This morning, the U.S. Bureau of Labor Statistics (BLS) released state-level jobs and unemployment data for the month of August 2015. California's Employment Development Department (EDD) released more detailed data for California as well.
California seasonally-adjusted job growth rates over the past year, as reported by BLS, exceeded the nationwide growth rate for 13 of the 18 job sectors we track, as illustrated below. (Among these 13 job sectors, California's strongest annual job growth rates are in the technology-heavy professional and technical services sector and construction.) In 3 of the 18 sectors, California employment has grown, but more slowly than the nation as a whole. In manufacturing and mining/logging (principally oil sector jobs), California lost jobs over the past year, according to the BLS seasonally-adjusted data.
Key Numbers from Jobs Report. According to the BLS seasonally-adjusted data, California nonfarm employment increased by 36,200 in August. (The EDD numbers were slightly different, showing growth of 36,300 jobs in August.) As shown above, local government job growth in August was the key factor behind the increase, with the entirety of that sector's increase apparently attributable to school and community college district employment. (Despite this late-summer hiring growth, local government education employment remains just slightly above last August's totals in non-seasonally-adjusted data.) As shown here, California's 3.0% job growth over the past year ranks 7th among the 50 states, trailing South Carolina slightly. The official unemployment rate for the state, which was 7.4% one year ago, fell from 6.2% in July to 6.1% in August.
The number of farm wage and salary jobs recorded in seasonally-adjusted data from the monthly employers' survey increased by 1,800 in August to 416,000, according to EDD. (One year ago, there were 416,900 farm jobs reported in this dataset, or 0.2% more than there were last month.)

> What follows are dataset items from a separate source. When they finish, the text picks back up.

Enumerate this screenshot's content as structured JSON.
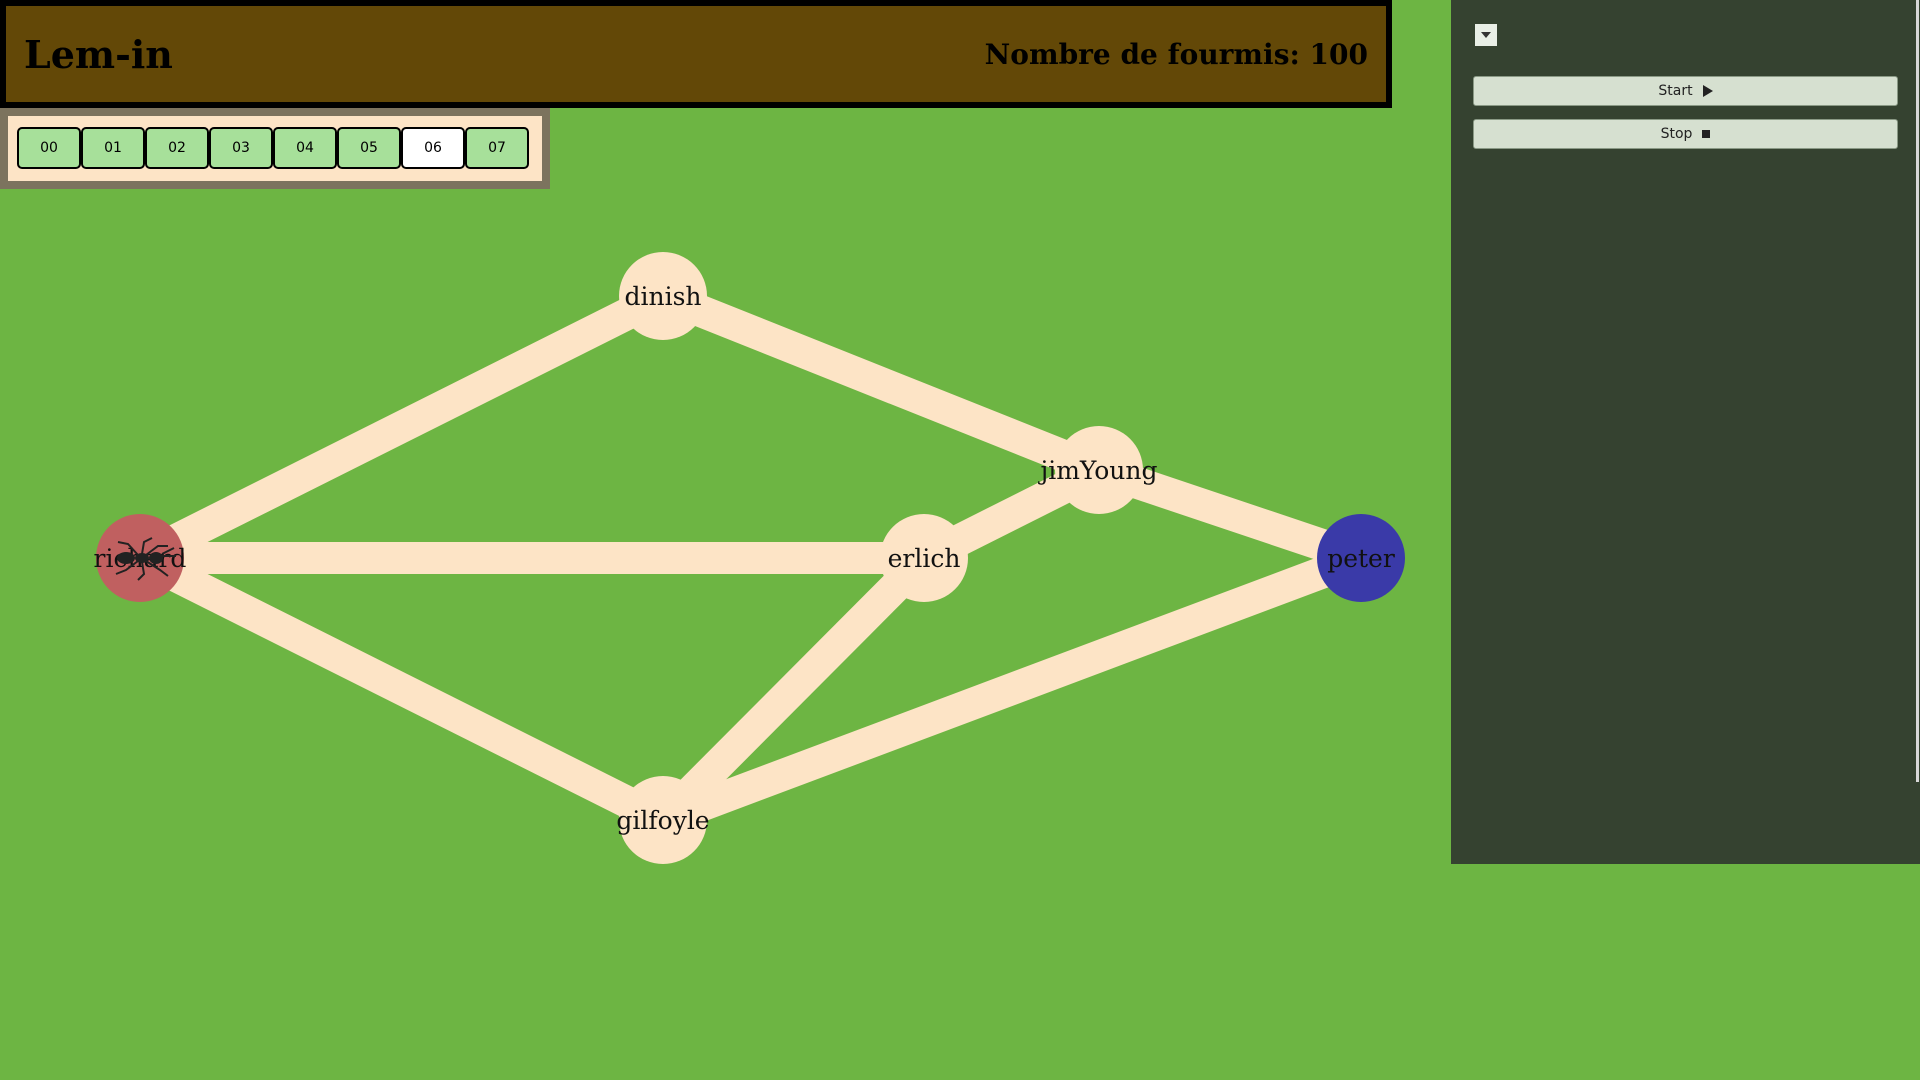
{
  "app": {
    "title": "Lem-in",
    "ant_count_label": "Nombre de fourmis: 100"
  },
  "maps": {
    "tabs": [
      "00",
      "01",
      "02",
      "03",
      "04",
      "05",
      "06",
      "07"
    ],
    "selected": "06"
  },
  "controls": {
    "start_label": "Start",
    "stop_label": "Stop"
  },
  "colors": {
    "background": "#6db543",
    "header": "#634807",
    "room": "#fde4c6",
    "link": "#fde4c6",
    "start_room": "#c06060",
    "end_room": "#3a3aa8",
    "tab_idle": "#a7e09a",
    "tab_active": "#ffffff",
    "panel": "#354230"
  },
  "graph": {
    "rooms": [
      {
        "name": "richard",
        "role": "start"
      },
      {
        "name": "dinish",
        "role": "normal"
      },
      {
        "name": "jimYoung",
        "role": "normal"
      },
      {
        "name": "erlich",
        "role": "normal"
      },
      {
        "name": "gilfoyle",
        "role": "normal"
      },
      {
        "name": "peter",
        "role": "end"
      }
    ],
    "links": [
      [
        "richard",
        "dinish"
      ],
      [
        "richard",
        "erlich"
      ],
      [
        "richard",
        "gilfoyle"
      ],
      [
        "dinish",
        "jimYoung"
      ],
      [
        "jimYoung",
        "erlich"
      ],
      [
        "jimYoung",
        "peter"
      ],
      [
        "erlich",
        "gilfoyle"
      ],
      [
        "gilfoyle",
        "peter"
      ]
    ],
    "ants": [
      {
        "room": "richard",
        "icon": "ant-icon"
      }
    ]
  }
}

As shown in the EDD map below, where lighter shades of green mean more job growth over the past year, parts of the Bay Area (specifically, the San Jose and San Francisco metropolitan regions) have among the highest job growth rates in the state over the past year at well over 4% on a non-seasonally-adjusted basis. The Bay Area has benefited from strong growth in technology employment (as discussed later in this post). Various smaller jurisdictions also are reported to have had significant job growth over the past year. Sierra County's 10.3% job growth, for instance, came from private-sector job growth, according to EDD data. The Inland Empire (3.5%), Orange County (3.2%), and San Diego County (3.1%) are among other areas that have had faster job growth rates than the state as a whole (2.8%) over the past year on a non-seasonally-adjusted basis. Job growth rates in the Sacramento region and Fresno County are similar to the statewide growth rate. (The Sacramento area, we note, has experienced a 10% jump in restaurant jobs [up 6,700 in that sector alone] over the past year.) In Los Angeles County, the 1.8% year-over-year job growth rate trails the state as a whole. In Kern County, the number of jobs is down 0.2% over the past year, driven in large part by declines in oil prices and oil-sector employment.
In the EDD map below, lighter shades of blue signify lower non-seasonally-adjusted unemployment rates as of August 2015. County unemployment rates under this measure ranged from 3.3% in San Mateo County to 23.7% in Imperial County. On a seasonally-adjusted basis, the unemployment rate for Los Angeles County has fallen 0.6 percentage points in just two months, dropping to 6.9% in August.
Bay Area Technology Sector. The strength of the Bay Area technology sector—and its important effects on state job and income growth of recent years—continues to be noteworthy. As of 2014, for example, California had 1.2 million (14%) of the nation's 8.3 million jobs in the professional and technical services sector, which includes a significant number of technology-related jobs, as well as jobs in law, non-technology consulting, scientific research, and some other highly-skilled sectors. Over the past year, BLS non-seasonally adjusted data shows that 81,200 of the 307,000 net new jobs created in this sector—fully 26% of the total—are in California. Of those 81,200 new professional and technical services jobs in California, more than half were created in the Bay Area. If the Bay Area technology boom were to slow in the near term, it could cause California's overall job and economic trends to weaken considerably.
Seasonal Adjustments. Most analysts, including ourselves, focus much of our attention on jobs reports' seasonally-adjusted data (described here and here). It seems possible that changes of recent years in seasonal hiring trends—in school district employment, for example—could have affected this month's key seasonally-adjusted job numbers. This may become apparent in the coming few months as additional data becomes available about employment trends in the state.